In einer Sondersitzung am Montagnachmittag stellte der Kämmerer der Stadt, Andreas Schwarz (SPD), den Fraktionen im Stadtrat die Pläne für den nötigen, zweiten Nachtragshaushalt vor. Anschließend stellte er sich den Fragen und den Einschätzungen des Rates. Alle anwesenden Franktionen zeigten sich erschüttert von den neuen Vorschlägen zum Haushalt.
"Ich sehe keine Möglichkeit mehr, hier irgendwas zu sparen", sagte Raik Dreher (Grünes Forum Ludwigshafen und Piraten) in der Sitzung. Mit dieser Meinung ist der Fraktionsvorsitzende nicht alleine. Für Peter Uebel (CDU) steht die Frage im Raum, was denn die ganzen kleinen Einsparungen überhaupt bringen sollen - bei einem Fehlbetrag in Höhe von mehr als 200 Millionen Euro.
Für Liborio Ciccarello (Linke) stand am Montag außer Frage, dass nur noch ein Schuldenschnitt durch Land oder Bund helfen kann: "Wir können nicht aus eigener Kraft aus den Schulden." Unter anderem die SPD schlug vor, rechtliche Schritte zu prüfen, inwiefern zum Beispiel Land oder Bund jetzt zur Rückzahlung von vorher erhaltenen Umlagen verpflichtet seien.
Am 6. November will der Stadtrat über den zweiten Nachtragshaushalt abstimmen.

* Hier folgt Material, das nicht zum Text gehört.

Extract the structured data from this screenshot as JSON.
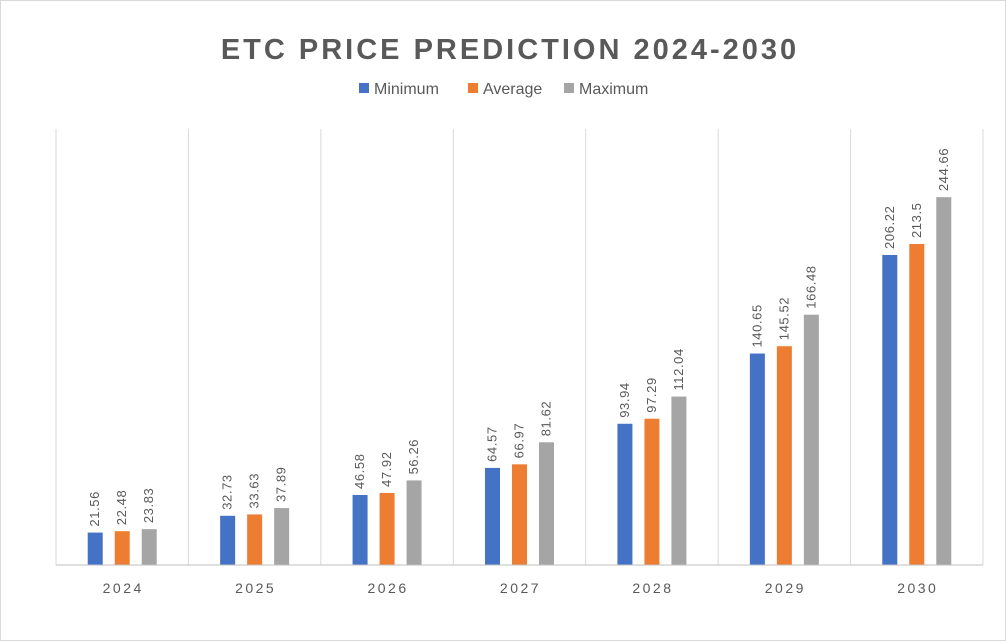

Jahresdefizit bei mehr als 200 Millionen Euro
Der Stadt Ludwigshafen fehlen für dieses Jahr weitere 126 Millionen Euro. Das Jahresdefizit steigt damit für 2023 auf mehr als 200 Millionen Euro. Grund ist nach Aussage von Kämmerer Schwarz, dass der Stadt massiv Einnahmen wegbrechen. Die Stadt hatte im vergangenen Jahr für ihren Haushalt mit 150 Millionen Euro Gewerbesteuereinnahmen kalkuliert. Diese Steuer wird im Voraus bezahlt und Unternehmen können ihre Prognosen korrigieren und vorausgezahltes Geld zurückfordern. In diesem Fall kommt aber noch hinzu, dass einzelne Unternehmen Gewerbesteuer aus länger zurückliegenden Jahren zurückfordern. Die ältesten Forderungen stammen aus dem Jahr 2001.

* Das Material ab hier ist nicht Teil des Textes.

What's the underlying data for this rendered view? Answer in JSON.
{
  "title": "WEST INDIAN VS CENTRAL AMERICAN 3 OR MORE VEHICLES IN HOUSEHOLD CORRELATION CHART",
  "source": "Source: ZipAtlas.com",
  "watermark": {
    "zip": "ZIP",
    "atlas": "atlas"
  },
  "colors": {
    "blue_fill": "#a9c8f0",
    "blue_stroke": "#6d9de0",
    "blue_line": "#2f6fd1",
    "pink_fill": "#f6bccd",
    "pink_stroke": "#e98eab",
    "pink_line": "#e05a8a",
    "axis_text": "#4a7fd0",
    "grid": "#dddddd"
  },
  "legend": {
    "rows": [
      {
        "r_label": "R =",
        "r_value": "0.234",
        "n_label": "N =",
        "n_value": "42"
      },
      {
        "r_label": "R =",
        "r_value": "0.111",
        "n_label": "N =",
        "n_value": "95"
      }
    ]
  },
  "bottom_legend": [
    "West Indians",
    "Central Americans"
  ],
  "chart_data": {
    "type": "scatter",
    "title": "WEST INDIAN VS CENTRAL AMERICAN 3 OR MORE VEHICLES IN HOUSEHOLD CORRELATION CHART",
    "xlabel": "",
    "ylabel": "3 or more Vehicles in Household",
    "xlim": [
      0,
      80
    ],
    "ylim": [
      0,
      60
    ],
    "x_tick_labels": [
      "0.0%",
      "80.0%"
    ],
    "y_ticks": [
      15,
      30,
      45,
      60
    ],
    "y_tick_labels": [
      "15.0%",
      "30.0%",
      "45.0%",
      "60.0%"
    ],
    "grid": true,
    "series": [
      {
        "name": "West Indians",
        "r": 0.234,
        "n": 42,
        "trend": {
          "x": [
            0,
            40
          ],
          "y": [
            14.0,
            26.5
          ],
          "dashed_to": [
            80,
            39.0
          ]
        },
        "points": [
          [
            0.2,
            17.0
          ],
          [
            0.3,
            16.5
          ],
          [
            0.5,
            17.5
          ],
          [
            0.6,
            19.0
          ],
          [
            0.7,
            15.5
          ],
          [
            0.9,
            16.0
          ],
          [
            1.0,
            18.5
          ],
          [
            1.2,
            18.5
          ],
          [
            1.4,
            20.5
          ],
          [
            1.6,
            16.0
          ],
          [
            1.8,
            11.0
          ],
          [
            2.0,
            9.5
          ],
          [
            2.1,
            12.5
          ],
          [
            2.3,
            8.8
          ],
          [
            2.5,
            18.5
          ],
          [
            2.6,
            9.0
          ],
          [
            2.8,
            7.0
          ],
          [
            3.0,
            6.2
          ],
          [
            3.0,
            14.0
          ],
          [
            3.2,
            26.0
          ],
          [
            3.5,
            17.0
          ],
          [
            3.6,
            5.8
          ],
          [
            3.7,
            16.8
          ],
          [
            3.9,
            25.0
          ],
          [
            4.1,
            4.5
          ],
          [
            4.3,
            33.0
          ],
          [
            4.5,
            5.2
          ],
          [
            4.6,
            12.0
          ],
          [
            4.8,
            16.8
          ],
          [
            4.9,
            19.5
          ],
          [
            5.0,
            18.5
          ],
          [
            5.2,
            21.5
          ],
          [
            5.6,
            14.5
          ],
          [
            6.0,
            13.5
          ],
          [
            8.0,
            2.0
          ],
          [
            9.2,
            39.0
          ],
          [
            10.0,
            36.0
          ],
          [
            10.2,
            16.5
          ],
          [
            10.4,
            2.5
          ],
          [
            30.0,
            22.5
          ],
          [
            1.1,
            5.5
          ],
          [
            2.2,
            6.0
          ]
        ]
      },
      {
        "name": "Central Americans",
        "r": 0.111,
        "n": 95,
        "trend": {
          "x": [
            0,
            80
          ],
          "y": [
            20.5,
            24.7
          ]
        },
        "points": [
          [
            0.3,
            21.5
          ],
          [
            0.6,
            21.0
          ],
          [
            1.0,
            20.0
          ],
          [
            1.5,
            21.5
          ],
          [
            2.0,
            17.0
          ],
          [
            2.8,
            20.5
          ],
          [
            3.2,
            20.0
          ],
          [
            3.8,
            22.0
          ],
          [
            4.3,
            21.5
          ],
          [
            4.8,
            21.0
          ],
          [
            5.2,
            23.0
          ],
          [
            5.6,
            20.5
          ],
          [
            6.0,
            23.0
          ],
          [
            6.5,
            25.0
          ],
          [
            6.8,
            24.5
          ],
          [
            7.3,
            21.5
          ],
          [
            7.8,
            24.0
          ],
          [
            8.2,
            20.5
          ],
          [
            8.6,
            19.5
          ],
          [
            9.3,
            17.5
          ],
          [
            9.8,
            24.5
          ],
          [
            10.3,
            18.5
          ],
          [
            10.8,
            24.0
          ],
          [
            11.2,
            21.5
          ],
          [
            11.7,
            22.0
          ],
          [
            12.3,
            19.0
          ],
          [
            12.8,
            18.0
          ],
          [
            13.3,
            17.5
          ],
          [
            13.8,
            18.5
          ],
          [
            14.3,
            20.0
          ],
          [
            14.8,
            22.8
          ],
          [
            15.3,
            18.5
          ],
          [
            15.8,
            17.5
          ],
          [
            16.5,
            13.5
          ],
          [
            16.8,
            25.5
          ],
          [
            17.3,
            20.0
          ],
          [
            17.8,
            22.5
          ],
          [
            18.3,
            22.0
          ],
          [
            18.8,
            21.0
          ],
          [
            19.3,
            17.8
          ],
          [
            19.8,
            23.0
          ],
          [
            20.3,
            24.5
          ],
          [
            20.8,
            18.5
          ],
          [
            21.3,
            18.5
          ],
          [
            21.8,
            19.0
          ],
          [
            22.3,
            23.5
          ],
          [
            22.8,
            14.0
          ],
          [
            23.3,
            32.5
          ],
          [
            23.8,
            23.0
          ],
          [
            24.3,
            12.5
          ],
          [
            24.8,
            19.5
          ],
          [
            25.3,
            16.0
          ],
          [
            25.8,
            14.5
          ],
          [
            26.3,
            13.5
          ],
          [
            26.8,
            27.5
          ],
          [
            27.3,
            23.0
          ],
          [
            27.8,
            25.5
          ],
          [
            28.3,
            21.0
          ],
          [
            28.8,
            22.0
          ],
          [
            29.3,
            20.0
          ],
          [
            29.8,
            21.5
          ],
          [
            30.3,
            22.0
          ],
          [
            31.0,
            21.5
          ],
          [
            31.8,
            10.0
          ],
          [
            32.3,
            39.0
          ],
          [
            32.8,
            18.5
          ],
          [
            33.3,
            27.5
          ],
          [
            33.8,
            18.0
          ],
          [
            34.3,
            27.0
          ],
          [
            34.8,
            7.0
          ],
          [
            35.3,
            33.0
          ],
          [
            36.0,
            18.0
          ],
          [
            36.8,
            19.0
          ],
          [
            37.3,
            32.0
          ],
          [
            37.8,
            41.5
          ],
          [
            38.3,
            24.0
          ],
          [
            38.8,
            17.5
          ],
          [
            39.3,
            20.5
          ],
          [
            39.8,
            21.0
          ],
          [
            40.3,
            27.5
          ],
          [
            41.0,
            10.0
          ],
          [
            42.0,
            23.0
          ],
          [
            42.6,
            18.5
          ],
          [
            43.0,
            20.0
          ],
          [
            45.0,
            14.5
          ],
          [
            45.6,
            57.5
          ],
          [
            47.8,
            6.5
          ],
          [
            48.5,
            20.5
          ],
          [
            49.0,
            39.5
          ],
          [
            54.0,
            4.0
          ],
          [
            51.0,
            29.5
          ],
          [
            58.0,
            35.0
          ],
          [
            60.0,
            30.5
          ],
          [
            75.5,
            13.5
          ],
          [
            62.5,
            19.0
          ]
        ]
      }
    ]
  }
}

Unternehmen fordern Gewerbesteuer zurück plus Zinsen
Wie Andreas Schwarz und sein Fachbereichsleiter Finanzen in einem Pressegespräch erläuterten, haben Unternehmen gegen die Gewerbesteuerzahlungen auch geklagt. Das habe sich hingezogen. Jetzt liegen laut Schwarz Entscheidungen vom Bundesfinanzhof vor. Ludwigshafen muss zahlen. "Ich war davon auch überrascht", sagte Schwarz. "Solche Auswirkungen von Sondereffekten hat es meines Wissens noch nie gegeben." Dass die Forderungen so hoch sind, dass Ludwigshafens Verschuldung um 201 Millionen anwachsen, habe er eine Woche nach dem Beschluss zum letzten Nachtragshaushalt Mitte September erfahren. Das läge auch daran, dass auf die Rückforderungen Zinsen gezahlt werden müssen. Da sei einiges zusammengekommen. Der Stadt bleiben nach den Rückzahlungen noch Einnahmen von 12 Millionen Euro. "Das sind die Einnahmen einer Kleinstadt", so Schwarz.

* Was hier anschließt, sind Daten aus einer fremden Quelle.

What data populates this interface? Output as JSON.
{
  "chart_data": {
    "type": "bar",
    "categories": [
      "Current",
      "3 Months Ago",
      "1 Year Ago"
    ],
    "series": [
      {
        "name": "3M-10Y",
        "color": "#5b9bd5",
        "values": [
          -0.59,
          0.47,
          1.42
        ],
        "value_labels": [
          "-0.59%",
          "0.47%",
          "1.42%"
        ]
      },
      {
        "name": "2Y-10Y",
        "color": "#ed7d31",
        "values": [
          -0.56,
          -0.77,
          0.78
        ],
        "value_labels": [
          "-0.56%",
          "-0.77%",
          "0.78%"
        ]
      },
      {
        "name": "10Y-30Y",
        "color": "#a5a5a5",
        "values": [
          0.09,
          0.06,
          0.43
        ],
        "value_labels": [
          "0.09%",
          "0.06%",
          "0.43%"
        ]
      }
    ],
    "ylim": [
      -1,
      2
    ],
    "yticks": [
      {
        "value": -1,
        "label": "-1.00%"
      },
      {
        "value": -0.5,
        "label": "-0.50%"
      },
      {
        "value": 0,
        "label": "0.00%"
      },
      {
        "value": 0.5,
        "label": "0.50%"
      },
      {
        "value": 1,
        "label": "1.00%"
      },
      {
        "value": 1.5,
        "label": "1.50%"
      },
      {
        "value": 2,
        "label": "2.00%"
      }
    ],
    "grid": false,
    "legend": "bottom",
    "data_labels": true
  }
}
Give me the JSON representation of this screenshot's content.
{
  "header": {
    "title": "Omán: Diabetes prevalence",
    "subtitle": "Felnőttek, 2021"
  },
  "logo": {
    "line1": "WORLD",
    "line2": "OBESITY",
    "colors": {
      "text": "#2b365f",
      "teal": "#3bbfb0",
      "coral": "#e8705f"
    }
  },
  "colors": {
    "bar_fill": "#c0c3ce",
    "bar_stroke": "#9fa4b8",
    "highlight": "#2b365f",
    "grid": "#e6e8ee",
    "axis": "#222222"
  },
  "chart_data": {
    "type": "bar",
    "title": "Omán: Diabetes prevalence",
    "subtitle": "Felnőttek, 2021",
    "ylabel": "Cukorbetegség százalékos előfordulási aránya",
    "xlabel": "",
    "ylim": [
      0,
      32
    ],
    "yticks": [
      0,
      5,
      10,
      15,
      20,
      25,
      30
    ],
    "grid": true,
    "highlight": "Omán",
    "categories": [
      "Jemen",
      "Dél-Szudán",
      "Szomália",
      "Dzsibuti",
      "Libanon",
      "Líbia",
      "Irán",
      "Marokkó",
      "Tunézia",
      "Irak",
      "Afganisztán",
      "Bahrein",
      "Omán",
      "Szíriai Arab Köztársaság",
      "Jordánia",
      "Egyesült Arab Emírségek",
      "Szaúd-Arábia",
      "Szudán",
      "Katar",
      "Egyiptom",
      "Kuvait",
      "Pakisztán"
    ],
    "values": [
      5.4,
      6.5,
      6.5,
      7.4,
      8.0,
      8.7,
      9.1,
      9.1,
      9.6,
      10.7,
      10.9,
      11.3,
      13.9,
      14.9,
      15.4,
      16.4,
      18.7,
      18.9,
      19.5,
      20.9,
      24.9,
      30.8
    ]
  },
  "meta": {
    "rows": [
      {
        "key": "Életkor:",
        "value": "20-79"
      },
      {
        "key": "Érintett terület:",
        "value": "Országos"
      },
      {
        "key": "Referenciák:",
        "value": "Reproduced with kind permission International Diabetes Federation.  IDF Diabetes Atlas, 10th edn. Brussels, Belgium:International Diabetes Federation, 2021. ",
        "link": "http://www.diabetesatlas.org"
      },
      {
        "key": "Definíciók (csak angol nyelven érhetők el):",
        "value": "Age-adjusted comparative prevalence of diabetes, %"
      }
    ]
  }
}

Ursprünglich "nur" 30 Millionen Euro Minus
Der aktuelle Nachtragshaushalt ist schon der zweite in diesem Jahr. Ursprünglich rechnete die Stadt mit einem Minus von nur knapp 30 Millionen Euro. Schon der erste Entwurf führte zu Diskussionen mit der zuständigen Aufsichtsbehörde. Im September wurde das Defizit zunächst auf 76 Millionen Euro beziffert.
Trotz Entschuldungsfonds bleiben 1,2 Milliarden Euro Schulden
Die Gesamtverschuldung der Stadt würde jetzt eigentlich von 1,5 Milliarden Euro auf insgesamt rund 1,7 Milliarden anwachsen. Wenn aber nach wie vor der Entschuldungsfonds des Landes greift, übernimmt das Land rund 500 Millionen Euro an Altschulden. Dann blieben an der Stadt Ludwigshafen allerdings immer noch 1,2 Milliarden Euro Gesamtschulden hängen. Die neuen Schulden von 201 Millionen Euro würden alleine dieses Jahr belasten. Die laufenden Investitionen sollen dadurch nicht berührt werden. Für das kommende Haushaltsjahr hofft Schwarz darauf, wieder einen halbwegs ausgeglichenen Haushalt präsentieren zu können.